Emotional abuse is when someone hurts someone else’s sense of self-worth by constantly criticizing them, putting down their skills, calling them names or using other forms of verbal abuse, hurting their relationship with the children, or not letting them see their friends and family. You may be in an emotionally abusive relationship if your partner:

  • Calls you names, insults you, or criticizes you all the time.
  • Doesn’t trust you and acts like they own you or are jealous of you.
  • tries to keep you from seeing your family and friends.
  • Keep an eye on where you go, who you call, and who you spend time with.
  • Does not want you to work.
  • controls money or doesn’t want to share it.
  • You are punished by not being loved.
  • wants you to ask permission first.
  • Threatens to hurt you, your kids, your family, your pets, or all of the above.
  • Puts you down in any way.

Types of Domestic Abuse

Here are the following types of Domestic Abuse are:

Psychological abuse

Psychological abuse includes making someone afraid by scaring them, threatening to hurt themselves, their partner, or their children physically, destroying pets and property, playing “mind games,” or forcing them to stay away from friends, family, school, or work.

Financial or economic abuse

Financial or economic abuse is when someone is made financially dependent on them or they try to do this by keeping full control over their money, not giving them access to money, and/or not letting them go to school or work.

Physical abuse

A partner is physically abused when they are hit, kicked, burned, grabbed, pinched, pushed, slapped, pulled their hair, bit, denied medical attention, forced to consume alcohol or drugs, or subjected to other physical force. Your partner may be physically violent against you if they:

  • You are pushed, slapped, bit, kicked, or choked.
  • Leaves you alone in a dangerous or strange place.
  • When angry, he or she breaks things (throws objects, punches walls, kicks doors, etc.).
  • Scares you by driving in a dangerous way.
  • Threatens or hurts you with a weapon.
  • Makes you leave where you live.
  • Keeps you from leaving your house or keeps you there.
  • stops you from calling the police or getting help from a doctor.
  • Your kids will get hurt.

Sexual abuse

Sexual abuse is when a partner is forced to do something sexual even if they don’t want to. Your relationship may be sexually abusive if your partner:

  • You of cheating or is often jealous of your relationships with people outside of your relationship.
  • Wants you to wear clothes that are sexual.
  • insults you sexually or calls you names that are sexual in nature.
  • Has ever made you have sex or do sexual acts against your will or by tricking you?
  • Holds you down while you have sex.
  • Demands to have sex with you when you are sick, tired, or after beating you.
  • During sex, uses weapons or other things to hurt you.
  • Gets other people involved in your sexual activities.
  • Doesn’t care about how you feel about sex.

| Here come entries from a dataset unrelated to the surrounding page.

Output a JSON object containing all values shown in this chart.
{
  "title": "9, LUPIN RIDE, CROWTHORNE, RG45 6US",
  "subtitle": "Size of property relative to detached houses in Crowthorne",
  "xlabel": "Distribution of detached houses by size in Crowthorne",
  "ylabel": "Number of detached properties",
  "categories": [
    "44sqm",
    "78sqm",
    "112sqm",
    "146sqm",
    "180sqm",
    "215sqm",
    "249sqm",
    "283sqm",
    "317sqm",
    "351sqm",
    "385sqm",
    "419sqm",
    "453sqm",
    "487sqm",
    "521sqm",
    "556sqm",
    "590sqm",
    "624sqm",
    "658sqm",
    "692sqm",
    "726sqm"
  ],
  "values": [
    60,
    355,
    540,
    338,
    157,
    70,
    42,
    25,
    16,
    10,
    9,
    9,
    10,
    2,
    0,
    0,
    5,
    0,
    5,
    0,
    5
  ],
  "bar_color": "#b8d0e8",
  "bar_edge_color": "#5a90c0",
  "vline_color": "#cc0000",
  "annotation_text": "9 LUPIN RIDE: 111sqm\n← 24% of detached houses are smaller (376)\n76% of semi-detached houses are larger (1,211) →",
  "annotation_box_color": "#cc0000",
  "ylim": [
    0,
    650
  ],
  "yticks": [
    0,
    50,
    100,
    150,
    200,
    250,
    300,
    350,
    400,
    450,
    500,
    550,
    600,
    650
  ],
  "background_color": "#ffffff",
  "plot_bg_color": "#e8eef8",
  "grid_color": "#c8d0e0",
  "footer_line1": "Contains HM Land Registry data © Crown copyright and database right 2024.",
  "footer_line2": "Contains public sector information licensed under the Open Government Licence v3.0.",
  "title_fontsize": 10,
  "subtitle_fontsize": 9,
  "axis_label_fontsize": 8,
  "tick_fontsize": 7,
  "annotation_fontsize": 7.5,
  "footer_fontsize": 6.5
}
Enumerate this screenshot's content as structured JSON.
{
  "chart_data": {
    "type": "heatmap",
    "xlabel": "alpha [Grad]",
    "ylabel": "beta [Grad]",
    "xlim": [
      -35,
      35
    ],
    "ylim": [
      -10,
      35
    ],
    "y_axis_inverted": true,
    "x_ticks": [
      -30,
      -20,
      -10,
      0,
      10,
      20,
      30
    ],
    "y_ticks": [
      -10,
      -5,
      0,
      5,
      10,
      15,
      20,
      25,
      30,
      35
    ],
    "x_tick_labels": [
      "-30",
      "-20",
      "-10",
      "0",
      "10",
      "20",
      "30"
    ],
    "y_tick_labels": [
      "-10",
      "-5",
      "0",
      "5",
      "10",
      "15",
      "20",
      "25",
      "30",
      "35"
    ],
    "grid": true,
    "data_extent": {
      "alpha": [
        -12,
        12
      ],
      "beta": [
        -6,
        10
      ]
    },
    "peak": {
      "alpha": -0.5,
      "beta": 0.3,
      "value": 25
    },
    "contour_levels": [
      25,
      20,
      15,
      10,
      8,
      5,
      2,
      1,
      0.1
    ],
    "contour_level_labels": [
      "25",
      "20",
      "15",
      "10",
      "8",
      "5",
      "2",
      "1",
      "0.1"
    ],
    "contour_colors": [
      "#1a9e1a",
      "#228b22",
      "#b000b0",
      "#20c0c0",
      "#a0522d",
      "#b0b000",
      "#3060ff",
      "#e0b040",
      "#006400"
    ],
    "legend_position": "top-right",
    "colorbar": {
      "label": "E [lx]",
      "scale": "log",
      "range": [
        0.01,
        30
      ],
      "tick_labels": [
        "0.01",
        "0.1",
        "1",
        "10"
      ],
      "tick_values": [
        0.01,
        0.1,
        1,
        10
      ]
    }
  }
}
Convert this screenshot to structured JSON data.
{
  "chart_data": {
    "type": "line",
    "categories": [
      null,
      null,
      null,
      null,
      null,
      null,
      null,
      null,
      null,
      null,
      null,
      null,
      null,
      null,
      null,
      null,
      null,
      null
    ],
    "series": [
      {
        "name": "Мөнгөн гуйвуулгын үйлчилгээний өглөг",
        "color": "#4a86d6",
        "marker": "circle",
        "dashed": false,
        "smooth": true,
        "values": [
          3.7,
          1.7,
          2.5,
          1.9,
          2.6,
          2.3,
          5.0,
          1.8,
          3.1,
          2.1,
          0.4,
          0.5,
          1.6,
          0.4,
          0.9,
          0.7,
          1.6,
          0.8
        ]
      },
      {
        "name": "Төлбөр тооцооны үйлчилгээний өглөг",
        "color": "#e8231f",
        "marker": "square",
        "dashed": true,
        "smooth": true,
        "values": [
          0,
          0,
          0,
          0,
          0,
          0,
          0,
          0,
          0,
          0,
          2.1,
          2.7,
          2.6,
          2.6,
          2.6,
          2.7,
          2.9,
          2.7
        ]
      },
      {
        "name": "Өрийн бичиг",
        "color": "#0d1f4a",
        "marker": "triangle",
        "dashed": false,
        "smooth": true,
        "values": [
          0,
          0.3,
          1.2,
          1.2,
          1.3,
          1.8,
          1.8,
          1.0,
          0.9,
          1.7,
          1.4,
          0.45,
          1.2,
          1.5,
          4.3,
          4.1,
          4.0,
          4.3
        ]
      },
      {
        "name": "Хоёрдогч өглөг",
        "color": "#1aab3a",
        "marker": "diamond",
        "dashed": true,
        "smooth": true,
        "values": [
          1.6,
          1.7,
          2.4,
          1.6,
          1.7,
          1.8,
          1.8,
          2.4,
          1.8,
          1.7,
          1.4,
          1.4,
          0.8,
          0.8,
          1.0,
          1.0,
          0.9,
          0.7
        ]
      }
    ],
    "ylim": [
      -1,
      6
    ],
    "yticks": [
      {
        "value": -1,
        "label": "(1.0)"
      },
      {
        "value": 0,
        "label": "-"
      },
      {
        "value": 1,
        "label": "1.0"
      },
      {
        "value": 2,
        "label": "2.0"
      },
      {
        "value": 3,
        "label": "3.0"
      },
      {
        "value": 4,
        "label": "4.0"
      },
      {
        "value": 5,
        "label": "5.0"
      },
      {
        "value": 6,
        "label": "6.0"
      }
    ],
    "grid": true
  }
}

Stalking is any pattern of actions that don’t have a good reason and are meant to harass, annoy, or scare the victim. Stalking often involves repeated phone calls, unwanted letters or packages in the mail, and watching the victim at work, at home, and in other places where they are known to go. Usually, stalking gets worse.


One of the most horrible forms of abuse that women in our society currently face is that which occurs within the home. It makes no difference who the victim is in terms of their color, faith, religion, or standing in society; anyone can become a victim of domestic abuse. If the problem of domestic violence is not addressed in a way that is adequate, then this kind of abuse will persist among all classes of society without ever coming to an end. In order for us as a society to be successful in eradicating this heinous form of abuse, we need to band together and enact more stringent laws that will protect those who are abused in this manner.

To help you understand the difference between a trauma bond and genuine love, watch the Scars of Abuse episode from our Tales from the Unfortunate series today!